Native beavers join Oregon wild coho recovery work

This summer marked a flurry of coho salmon habitat restoration work in the headwaters of the Upper Nehalem, with beavers at the heart of the work. Over the past several weeks, twenty-seven beaver dam analogs were constructed in four high priority reaches for coho, steelhead and cutthroat trout. Beaver have already found their way to the newly built analogs, which are like footholds for the beaver to build out into full-fledged dams using their advanced engineering skills.

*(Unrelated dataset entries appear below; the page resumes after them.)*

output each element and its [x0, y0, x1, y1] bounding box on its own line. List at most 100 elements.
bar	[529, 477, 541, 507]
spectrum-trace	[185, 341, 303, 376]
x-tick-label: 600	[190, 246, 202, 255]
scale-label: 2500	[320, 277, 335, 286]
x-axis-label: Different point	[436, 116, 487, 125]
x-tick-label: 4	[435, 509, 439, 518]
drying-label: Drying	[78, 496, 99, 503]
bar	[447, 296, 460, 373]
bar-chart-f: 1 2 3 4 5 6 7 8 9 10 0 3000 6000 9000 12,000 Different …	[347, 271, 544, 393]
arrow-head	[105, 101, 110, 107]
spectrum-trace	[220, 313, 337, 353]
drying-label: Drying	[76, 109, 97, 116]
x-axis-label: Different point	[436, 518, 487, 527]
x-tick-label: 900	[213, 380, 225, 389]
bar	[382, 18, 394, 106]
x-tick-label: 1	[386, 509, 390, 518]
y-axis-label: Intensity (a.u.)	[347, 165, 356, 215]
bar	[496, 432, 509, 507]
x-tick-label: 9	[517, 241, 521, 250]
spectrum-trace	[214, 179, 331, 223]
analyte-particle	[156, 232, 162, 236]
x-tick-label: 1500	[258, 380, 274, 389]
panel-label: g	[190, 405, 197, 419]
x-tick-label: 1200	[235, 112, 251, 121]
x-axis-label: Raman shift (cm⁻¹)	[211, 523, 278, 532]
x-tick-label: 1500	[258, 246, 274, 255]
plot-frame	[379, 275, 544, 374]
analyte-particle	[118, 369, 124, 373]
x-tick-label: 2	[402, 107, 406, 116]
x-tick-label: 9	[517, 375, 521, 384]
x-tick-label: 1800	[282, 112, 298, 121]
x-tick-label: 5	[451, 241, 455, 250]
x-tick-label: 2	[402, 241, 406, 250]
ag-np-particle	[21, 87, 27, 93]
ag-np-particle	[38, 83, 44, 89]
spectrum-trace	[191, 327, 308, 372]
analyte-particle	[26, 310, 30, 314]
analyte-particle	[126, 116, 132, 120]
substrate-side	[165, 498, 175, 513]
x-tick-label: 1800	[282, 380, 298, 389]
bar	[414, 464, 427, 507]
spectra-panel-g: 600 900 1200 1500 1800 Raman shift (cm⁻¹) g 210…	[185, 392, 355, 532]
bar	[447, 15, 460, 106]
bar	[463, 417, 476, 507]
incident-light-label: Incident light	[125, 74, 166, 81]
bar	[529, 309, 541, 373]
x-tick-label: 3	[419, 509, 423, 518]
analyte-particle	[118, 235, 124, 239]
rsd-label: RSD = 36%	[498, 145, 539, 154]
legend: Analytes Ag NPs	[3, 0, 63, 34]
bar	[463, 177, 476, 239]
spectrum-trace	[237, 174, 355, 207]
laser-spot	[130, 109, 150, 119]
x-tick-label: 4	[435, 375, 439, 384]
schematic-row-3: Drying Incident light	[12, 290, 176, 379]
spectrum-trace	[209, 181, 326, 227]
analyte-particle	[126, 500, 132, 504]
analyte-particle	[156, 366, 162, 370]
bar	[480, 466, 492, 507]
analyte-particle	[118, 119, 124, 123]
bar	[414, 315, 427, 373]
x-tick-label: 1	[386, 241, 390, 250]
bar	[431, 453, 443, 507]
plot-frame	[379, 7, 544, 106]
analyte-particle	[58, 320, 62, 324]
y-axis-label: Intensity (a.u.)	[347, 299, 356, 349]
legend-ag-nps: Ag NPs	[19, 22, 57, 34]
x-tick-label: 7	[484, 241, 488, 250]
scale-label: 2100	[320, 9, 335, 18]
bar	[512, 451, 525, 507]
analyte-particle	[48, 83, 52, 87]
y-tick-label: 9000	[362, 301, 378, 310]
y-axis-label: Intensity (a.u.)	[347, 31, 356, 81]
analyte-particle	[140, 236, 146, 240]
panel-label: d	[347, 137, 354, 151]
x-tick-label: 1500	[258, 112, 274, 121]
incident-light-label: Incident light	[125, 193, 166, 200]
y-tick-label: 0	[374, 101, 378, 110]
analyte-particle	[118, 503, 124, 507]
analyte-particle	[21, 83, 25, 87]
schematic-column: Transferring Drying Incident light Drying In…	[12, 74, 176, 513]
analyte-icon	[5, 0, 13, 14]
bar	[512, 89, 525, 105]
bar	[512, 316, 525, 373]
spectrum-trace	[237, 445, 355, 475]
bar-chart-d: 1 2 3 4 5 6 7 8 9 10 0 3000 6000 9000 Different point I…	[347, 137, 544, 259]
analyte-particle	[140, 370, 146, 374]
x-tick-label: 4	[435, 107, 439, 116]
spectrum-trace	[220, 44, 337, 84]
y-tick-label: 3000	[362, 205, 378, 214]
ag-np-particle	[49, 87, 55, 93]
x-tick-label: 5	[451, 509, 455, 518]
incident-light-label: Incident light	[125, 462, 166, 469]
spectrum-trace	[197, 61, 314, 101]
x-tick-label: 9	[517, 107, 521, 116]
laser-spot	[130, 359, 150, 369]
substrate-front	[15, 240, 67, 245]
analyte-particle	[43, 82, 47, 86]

Beavers and coho restoration go hand and hand. According to Mark Trenholm with the Wild Salmon Center, “Bringing beaver back to selected locations in the upper Nehalem will help restore some key tributaries to better reflect historic conditions that once made the Nehalem a coho stronghold.” By damming up small tributaries, beavers provide shallow, cold water pools where coho can find food and cover from predators. These types of off-channel habitats are essential for juvenile coho to survive and grow during the year they spend in freshwater before migrating downstream to the ocean.

Well that seems pretty clear, Although you might have to say a little more about how beavers provide “shallow cool pools” for salmon rearing. Of course I know the answer, but not everyone will.

 Why Coho Are Important: The health of Oregon’s coast coho populations is a vital indicator of the health of our coastal watersheds. These fish are threatened after 150 years of land use on the coast that has altered watersheds and degraded critical coho habitats. Loss of watershed health has impacted local communities through increased flooding, impaired water quality, and less economic activity from commercial and recreational fishing. But restoring coastal river systems is within reach on Oregon’s North Coast, and it is a key step for coho recovery.

See that made the case powerfully. I guess you are more used to explaining why salmon matter than why beavers matter, which is almost always the case. It’s a far easier sell, honestly. But laying out why beavers matter to salmon is an essential building block that we all need to get better at.

I know California will get there eventually. I just hope our understanding about beavers arrives soon enough to make a real difference.